Promoting race-based policies, such as affirmative action or reparations, does present a political risk: it could critically weaken class-based solidarity by exacerbating race-based tensions. Such racial division can thwart efforts to hold together the needed political coalitions to fight for a more broadly just economy. In a forceful critique against calls for reparations, Black American political scientist Adolph Reed states plainly that “there’s nothing (less) solidaristic than demanding a designer type policy that will redistribute only to one’s own group.”
At the same time, the continuing success of Donald Trump’s 2016 presidential bid (as of this writing) suggests that this view may be shortsighted.

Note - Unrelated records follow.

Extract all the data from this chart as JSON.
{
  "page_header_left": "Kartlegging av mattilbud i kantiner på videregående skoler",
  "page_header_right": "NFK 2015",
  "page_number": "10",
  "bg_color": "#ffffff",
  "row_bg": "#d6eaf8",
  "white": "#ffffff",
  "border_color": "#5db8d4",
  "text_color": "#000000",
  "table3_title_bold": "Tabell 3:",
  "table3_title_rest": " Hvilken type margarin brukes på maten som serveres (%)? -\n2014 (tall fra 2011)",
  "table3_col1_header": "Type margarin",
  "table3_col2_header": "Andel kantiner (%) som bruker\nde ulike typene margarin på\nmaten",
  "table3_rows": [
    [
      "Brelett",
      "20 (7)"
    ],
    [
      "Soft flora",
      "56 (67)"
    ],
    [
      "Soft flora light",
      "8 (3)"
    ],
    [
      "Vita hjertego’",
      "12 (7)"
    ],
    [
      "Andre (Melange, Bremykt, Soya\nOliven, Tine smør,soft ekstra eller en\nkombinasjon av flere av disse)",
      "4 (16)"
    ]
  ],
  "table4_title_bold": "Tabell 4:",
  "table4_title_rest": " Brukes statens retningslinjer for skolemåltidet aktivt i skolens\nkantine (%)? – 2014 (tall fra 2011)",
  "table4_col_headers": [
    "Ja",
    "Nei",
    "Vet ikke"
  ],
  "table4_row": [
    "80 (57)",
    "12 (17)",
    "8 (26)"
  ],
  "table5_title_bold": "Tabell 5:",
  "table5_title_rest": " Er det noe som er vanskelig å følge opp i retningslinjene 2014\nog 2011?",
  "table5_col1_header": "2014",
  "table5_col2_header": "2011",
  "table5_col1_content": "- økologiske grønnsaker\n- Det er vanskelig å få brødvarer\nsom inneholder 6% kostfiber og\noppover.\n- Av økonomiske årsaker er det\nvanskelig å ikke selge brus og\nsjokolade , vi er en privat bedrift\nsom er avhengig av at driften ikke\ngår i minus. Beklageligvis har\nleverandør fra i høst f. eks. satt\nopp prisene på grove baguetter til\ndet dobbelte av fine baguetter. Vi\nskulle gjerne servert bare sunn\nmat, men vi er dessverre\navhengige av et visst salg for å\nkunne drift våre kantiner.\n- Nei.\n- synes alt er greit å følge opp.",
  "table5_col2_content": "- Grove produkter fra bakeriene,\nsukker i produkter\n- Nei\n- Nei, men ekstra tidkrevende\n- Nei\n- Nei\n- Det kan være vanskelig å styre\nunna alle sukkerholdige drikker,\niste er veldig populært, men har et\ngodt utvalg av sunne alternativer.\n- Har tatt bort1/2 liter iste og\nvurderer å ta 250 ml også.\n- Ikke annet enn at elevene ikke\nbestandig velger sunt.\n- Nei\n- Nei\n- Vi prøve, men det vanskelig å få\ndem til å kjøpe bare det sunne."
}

Trump’s racist innuendos—his “dog-whistle” politics—clearly tap into deeply felt, race-based resentments among White workers frustrated by their four-decades-long experience of economic stagnation. His stump speeches might not have such an electrifying appeal if this country ever had an honest reckoning of past and existing racist policies and practices—an honest reckoning that would reasonably call for policies such as affirmative action and reparations.
Such a reconciliation process may represent the best chance of removing Black Americans from the go-to list of scapegoats for why America is no longer great, and must be made “great again,” to paraphrase Trump’s slogan. In the long run, challenging White privilege head-on may open the way to secure a cross-racial, class-based, political alliance resistant to cleaving under the pressure of economic hard times.
The sobering reality is that the odds that this type of reconciliation would lead to such a positive outcome, while greater than zero, are still slim, given the country’s long-standing history of racial division. However, it could very well be the only path to building a solidarity movement among the 99% resilient enough to address inequality more broadly.